The current study observed that dialysis patients fail to develop sufficient levels of neutralizing antibodies against emerging SARS-CoV-2 variants, even after being administered two doses of mRNA vaccines. Plasma SARS-CoV-2-specific IgG analysis revealed an overall response, to mRNA vaccines, in approximately 94% of dialysis patients. This finding is in line with other studies that report the range between 70% and 96%. In HD patients, reduced antibody responses were observed after both vaccination doses. Such analysis could help clinicians identify vaccine non-responders and form appropriate treatment strategies.

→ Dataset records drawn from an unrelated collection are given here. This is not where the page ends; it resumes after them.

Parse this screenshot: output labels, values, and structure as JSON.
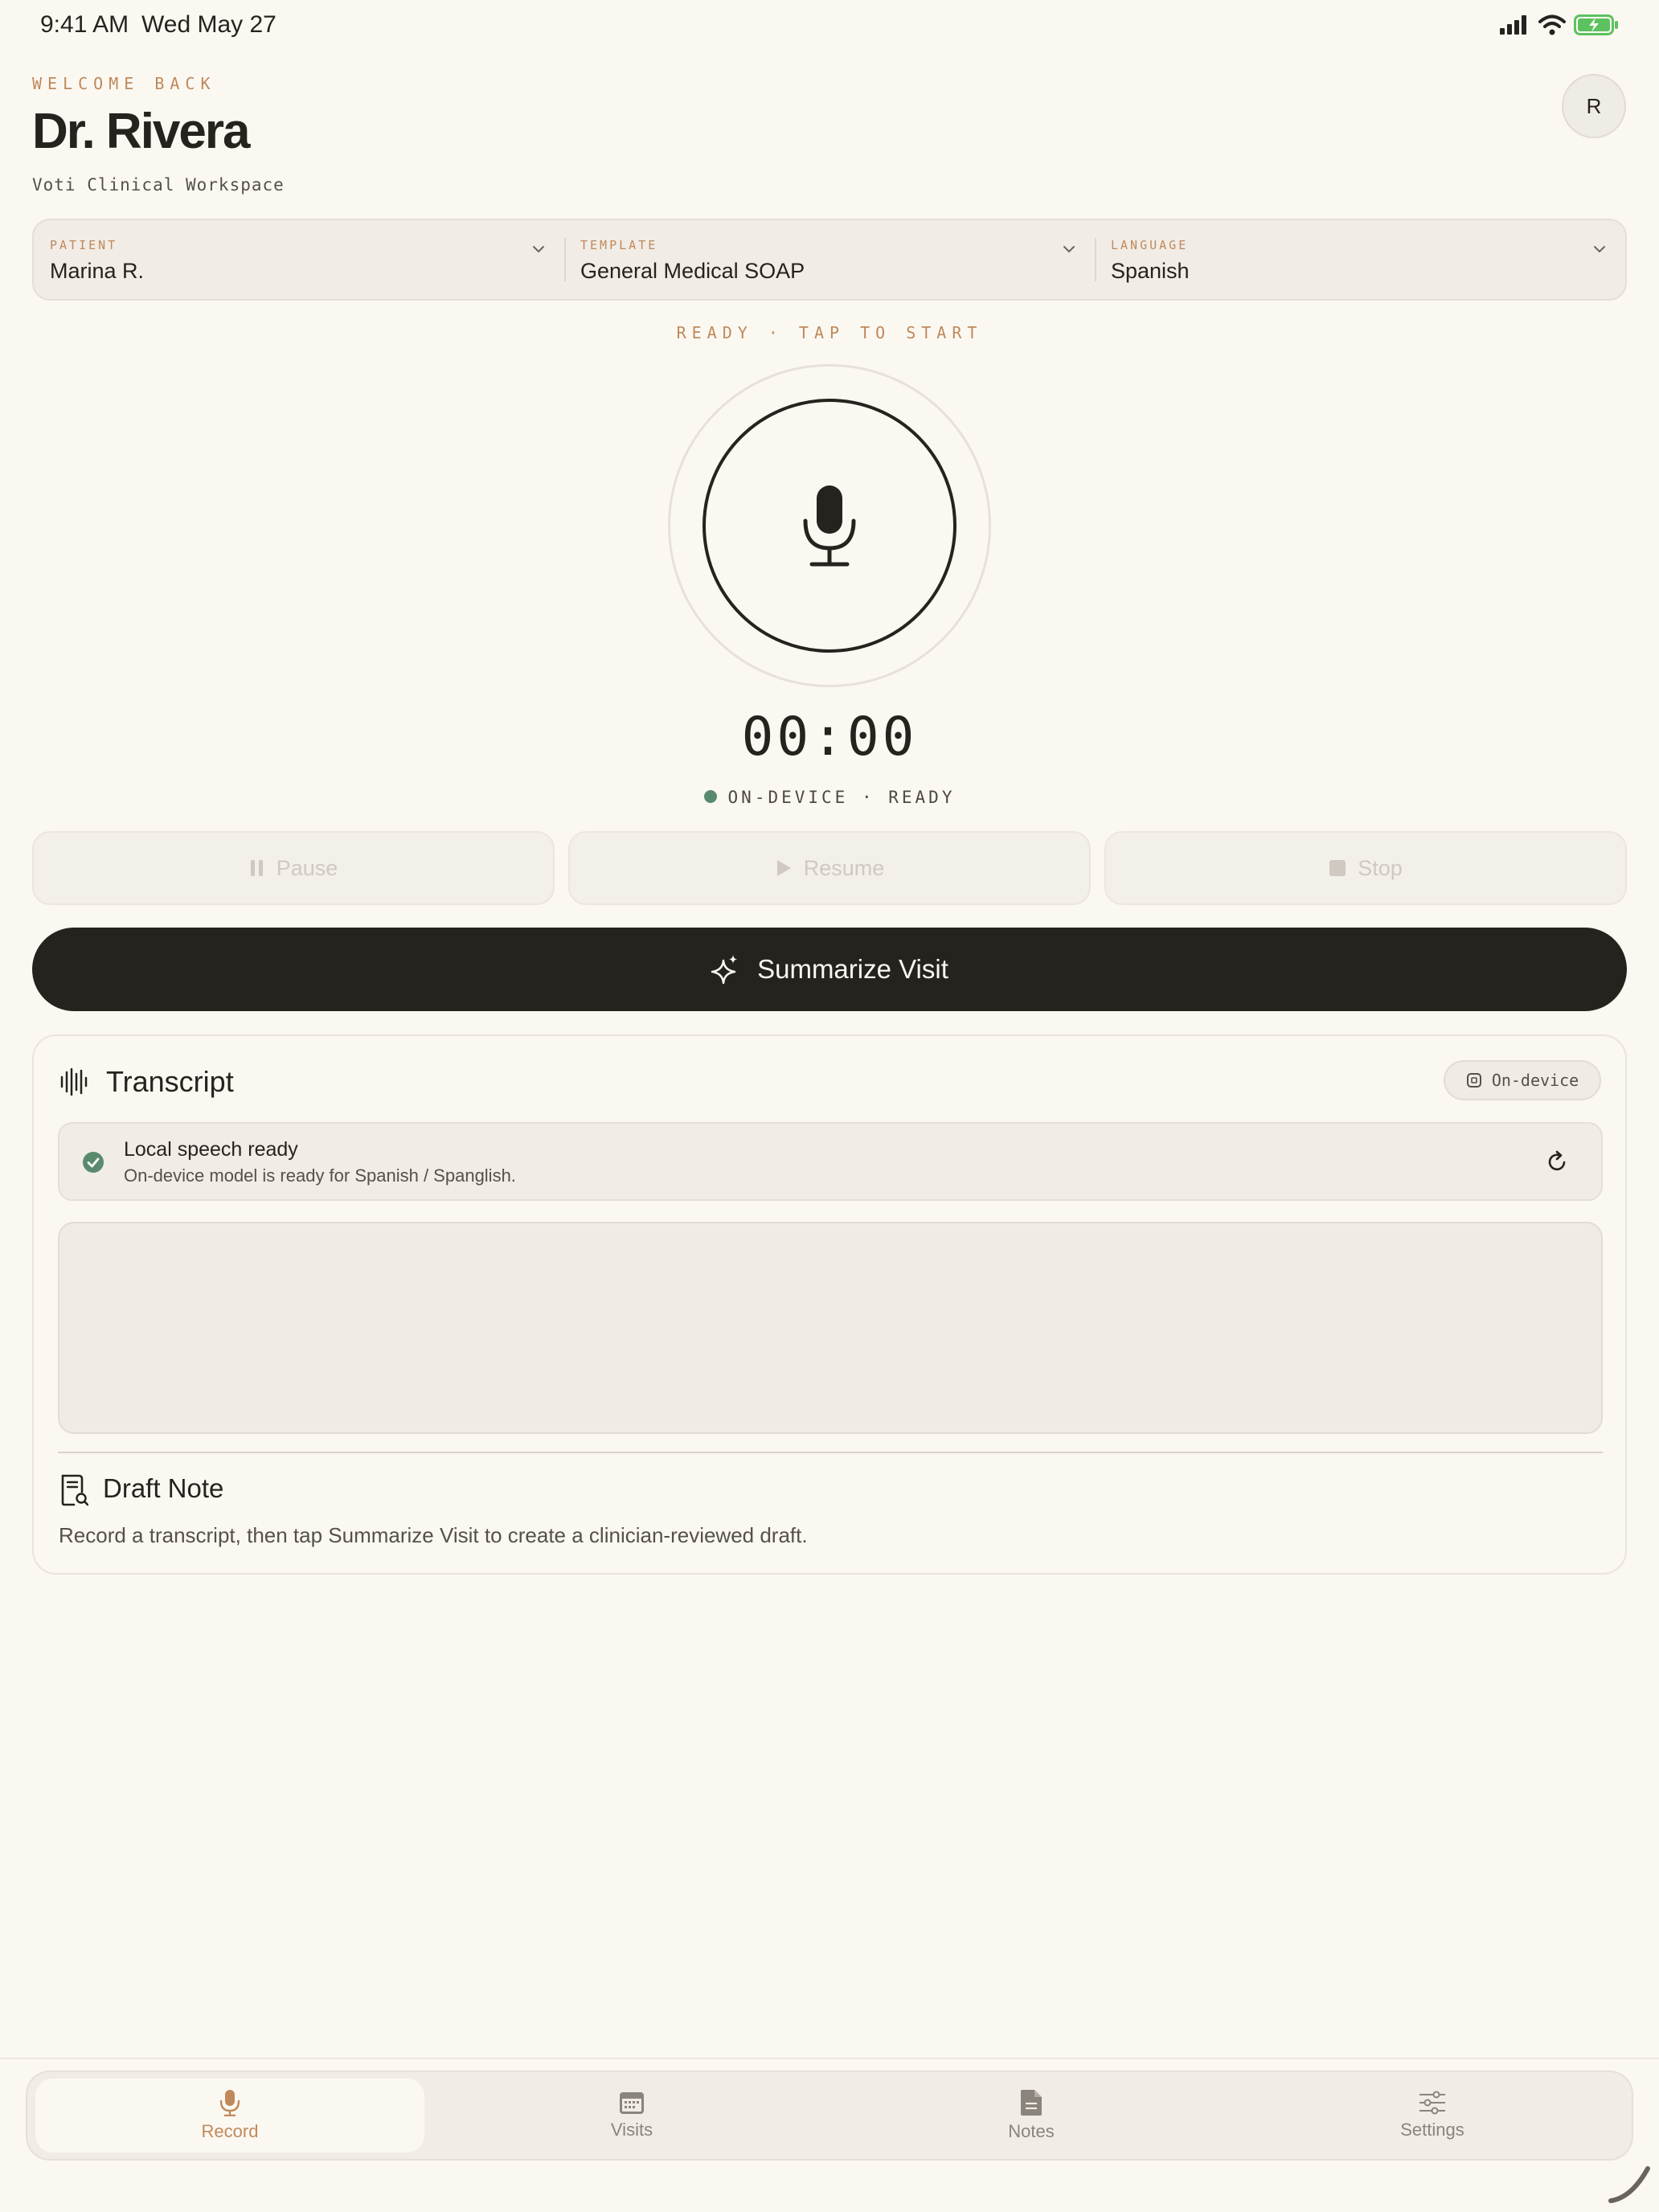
{
  "status_bar": {
    "time": "9:41 AM",
    "date": "Wed May 27"
  },
  "header": {
    "welcome": "WELCOME BACK",
    "name": "Dr. Rivera",
    "subtitle": "Voti Clinical Workspace",
    "avatar_initial": "R"
  },
  "selectors": [
    {
      "label": "PATIENT",
      "value": "Marina R."
    },
    {
      "label": "TEMPLATE",
      "value": "General Medical SOAP"
    },
    {
      "label": "LANGUAGE",
      "value": "Spanish"
    }
  ],
  "recorder": {
    "prompt": "READY · TAP TO START",
    "timer": "00:00",
    "engine_status": "ON-DEVICE · READY",
    "status_color": "#5a8a6e"
  },
  "controls": {
    "pause": "Pause",
    "resume": "Resume",
    "stop": "Stop"
  },
  "summarize": {
    "label": "Summarize Visit"
  },
  "transcript": {
    "title": "Transcript",
    "badge": "On-device",
    "status_title": "Local speech ready",
    "status_sub": "On-device model is ready for Spanish / Spanglish.",
    "text": ""
  },
  "draft": {
    "title": "Draft Note",
    "text": "Record a transcript, then tap Summarize Visit to create a clinician-reviewed draft."
  },
  "tabs": [
    {
      "label": "Record",
      "icon": "mic-icon",
      "active": true
    },
    {
      "label": "Visits",
      "icon": "calendar-icon",
      "active": false
    },
    {
      "label": "Notes",
      "icon": "document-icon",
      "active": false
    },
    {
      "label": "Settings",
      "icon": "sliders-icon",
      "active": false
    }
  ],
  "colors": {
    "accent": "#c0895a",
    "dark": "#26231f",
    "background": "#fbf8f2",
    "success": "#5a8a6e"
  }
}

Researchers observed that 49% of the HD patients had low or negligible amounts of neutralizing antibodies and a significant reduction in neutralizing titers against SARS-CoV-2 variants. They computed that the fraction of non-responding patients was significantly higher at 77%, in the case of the SARS-CoV-2 Delta variant. This suggested that a large proportion of patients immunized with two doses of an mRNA vaccine might not develop a protective antibody response.

Follow-up data (up to 7 months after vaccination) showed a rapid decay of neutralizing antibodies. This was true both for the wild-type as well as the Delta variant. This further increased the percentage of non-responders to 84% and 90%, respectively. Scientists stated that they did not observe new cases of infection during the follow-up but could be largely driven by the low number of cases in Switzerland in the spring-summer season and the preventive measures taken by individuals.

A significant discrepancy was observed in the fraction of individuals identified as non-responders based on antibody levels and their neutralizing activity. Despite this, the correlation between these titers was high, implying that this could be utilized in defining appropriate cut-offs in the serological tests used in clinical settings to identify non-responders. Scientists stated that a SARS-CoV-2 avidity test could be used to identify non-responders, as for other infectious diseases.

It was especially observed in the case of HD patients that individuals who were never exposed to SARS-CoV-2 infection were at a much higher risk of poor antibody response after vaccination. This suggests that vaccination could boost neutralizing antibody responses in such patients after infection. The Moderna vaccine was more reactogenic and induced higher antibody titers in all individuals, compared to the Pfizer-BioNTech vaccine. This could be driven by the higher mRNA provided by one dose of the former.

Limitations

One of the major limitations of this study is a lack of a suitable control group. The results could be more robust in the presence of a control group matched on all parameters (age, gender, comorbidities, etc.), except ESKD. The number of PD patients was also quite low for meaningful inference, and the sampled patients were not balanced with respect to the type of mRNA vaccine they had received.

Conclusion

The findings documented in the current study echo the need for an additional high-dose booster mRNA vaccine among dialysis patients. This would need to be monitored with appropriate serological tests. The results also imply that certain individuals may not respond as desired to the additional boost. Such individuals should be considered for alternative treatment strategies, such as early immunotherapy with monoclonal antibodies.